I’m a fan of the TV show “Amazing Race.” It’s one of the only reality TV shows I can stand, and I’ve been watching it for ten years. The premise is that ten teams follow clues and complete obstacles as they travel around the world in a race for a million dollar prize. I like to see all the different places they travel and watch them find patience, encouragement, or bravery at difficult moments. Of course, the producers of the show are looking for those dramatic moments of failure or horrible choices.
During one season, all the teams had arrived at an airport and gotten tickets for different flights. One team got there early and bought tickets. Others came later and bought the same tickets, but then went in search of a better option, or went to the counter for an earlier sold-out flight to be on the stand-by list. That early team took their boarding passes and found a Dairy Queen. They sat back and enjoyed this familiar food. They relaxed and put up their feet. They forgot the urgency of the race. They forgot the prize they were longing for.
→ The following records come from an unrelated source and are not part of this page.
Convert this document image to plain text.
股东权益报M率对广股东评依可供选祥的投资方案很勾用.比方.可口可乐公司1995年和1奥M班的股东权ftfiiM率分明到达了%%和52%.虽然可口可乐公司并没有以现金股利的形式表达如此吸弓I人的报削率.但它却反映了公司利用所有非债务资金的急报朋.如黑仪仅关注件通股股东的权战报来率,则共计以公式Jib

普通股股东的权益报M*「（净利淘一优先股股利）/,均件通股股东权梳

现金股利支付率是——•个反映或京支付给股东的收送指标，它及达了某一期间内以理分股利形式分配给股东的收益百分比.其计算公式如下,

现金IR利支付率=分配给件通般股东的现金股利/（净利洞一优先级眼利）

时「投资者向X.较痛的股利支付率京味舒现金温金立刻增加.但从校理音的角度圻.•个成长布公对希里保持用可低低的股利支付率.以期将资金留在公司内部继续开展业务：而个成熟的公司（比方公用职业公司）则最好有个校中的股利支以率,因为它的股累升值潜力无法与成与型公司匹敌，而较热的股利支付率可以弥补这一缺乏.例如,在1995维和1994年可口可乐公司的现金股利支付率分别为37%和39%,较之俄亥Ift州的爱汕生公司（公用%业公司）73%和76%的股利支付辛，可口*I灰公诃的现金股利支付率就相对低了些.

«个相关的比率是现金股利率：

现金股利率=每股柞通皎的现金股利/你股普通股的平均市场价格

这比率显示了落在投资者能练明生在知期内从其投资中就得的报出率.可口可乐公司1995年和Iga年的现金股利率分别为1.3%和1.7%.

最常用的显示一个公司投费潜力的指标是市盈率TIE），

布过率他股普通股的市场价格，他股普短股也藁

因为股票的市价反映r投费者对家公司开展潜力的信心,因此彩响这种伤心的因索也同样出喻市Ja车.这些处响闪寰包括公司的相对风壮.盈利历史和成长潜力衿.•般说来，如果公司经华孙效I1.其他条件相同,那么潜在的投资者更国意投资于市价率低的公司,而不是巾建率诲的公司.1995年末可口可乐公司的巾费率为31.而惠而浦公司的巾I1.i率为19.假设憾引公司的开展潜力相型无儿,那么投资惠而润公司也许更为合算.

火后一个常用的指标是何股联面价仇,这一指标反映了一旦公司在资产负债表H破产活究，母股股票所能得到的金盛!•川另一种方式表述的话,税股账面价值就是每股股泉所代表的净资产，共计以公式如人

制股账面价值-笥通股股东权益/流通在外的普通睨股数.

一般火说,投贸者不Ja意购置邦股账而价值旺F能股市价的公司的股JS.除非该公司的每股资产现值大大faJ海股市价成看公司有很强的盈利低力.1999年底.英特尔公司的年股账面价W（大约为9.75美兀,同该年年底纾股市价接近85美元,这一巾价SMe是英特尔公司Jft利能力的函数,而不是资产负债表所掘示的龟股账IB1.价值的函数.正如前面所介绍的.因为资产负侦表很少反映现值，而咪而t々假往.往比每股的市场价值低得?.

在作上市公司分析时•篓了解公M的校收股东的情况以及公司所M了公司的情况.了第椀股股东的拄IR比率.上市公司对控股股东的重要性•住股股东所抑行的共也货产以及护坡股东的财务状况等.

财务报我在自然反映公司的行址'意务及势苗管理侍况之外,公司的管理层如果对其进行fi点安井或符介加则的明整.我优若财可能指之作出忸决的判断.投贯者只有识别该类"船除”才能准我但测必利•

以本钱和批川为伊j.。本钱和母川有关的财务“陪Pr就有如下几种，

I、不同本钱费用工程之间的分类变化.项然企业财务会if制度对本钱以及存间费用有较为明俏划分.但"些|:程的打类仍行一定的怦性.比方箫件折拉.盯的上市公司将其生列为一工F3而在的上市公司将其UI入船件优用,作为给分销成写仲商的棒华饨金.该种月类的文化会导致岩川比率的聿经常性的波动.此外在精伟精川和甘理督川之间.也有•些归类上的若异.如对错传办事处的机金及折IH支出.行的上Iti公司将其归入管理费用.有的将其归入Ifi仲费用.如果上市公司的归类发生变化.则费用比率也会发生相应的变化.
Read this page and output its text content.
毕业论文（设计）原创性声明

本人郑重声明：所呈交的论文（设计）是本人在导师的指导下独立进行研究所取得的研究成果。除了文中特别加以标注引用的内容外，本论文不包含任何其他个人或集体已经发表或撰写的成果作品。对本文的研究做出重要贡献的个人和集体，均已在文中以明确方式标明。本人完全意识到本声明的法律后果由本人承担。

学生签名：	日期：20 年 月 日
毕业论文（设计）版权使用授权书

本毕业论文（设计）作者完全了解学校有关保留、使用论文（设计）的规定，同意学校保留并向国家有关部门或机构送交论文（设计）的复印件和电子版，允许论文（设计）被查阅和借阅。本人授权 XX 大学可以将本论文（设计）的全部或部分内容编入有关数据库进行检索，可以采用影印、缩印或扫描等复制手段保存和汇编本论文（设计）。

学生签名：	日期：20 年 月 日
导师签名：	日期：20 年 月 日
They ended up being the only ones on a later flight, and at the end of the round, they were the ones to hear the dreaded words, “You are the last team to arrive, and you have been eliminated from the race.”
The Church today can struggle with this time of waiting. We can lose sight of what we’re waiting for, and can give up on the urgency of being a part of what is coming.
Jesus Christ has come into this world and he will come again- bringing life that never ends, healing that never fails, fulfillment to hope. We prepare for his coming by living as if he was returning at any moment- as if he was already here, already transforming the world. We live for the sake of others, with hope for the future, and without fear. Jesus is already transforming the world. We live at a time when the first fingers of dawn are lighting the world, pushing back the darkness, and we wait for the full dawn to burst forth.
Our God is faithful in keeping promises. Be of good courage during this time of waiting. There may be days when we join with the voices of the faithful before us, asking God “how long” must we wait until death is no more, pain is no more, oppression and injustice are no more. Those who are alert will see signs of God’s faithfulness: hope in the midst of grief, generosity in the midst of scarcity, reconciliation in the midst of discord. Jesus Christ will come again, and you who have waited will not be forgotten.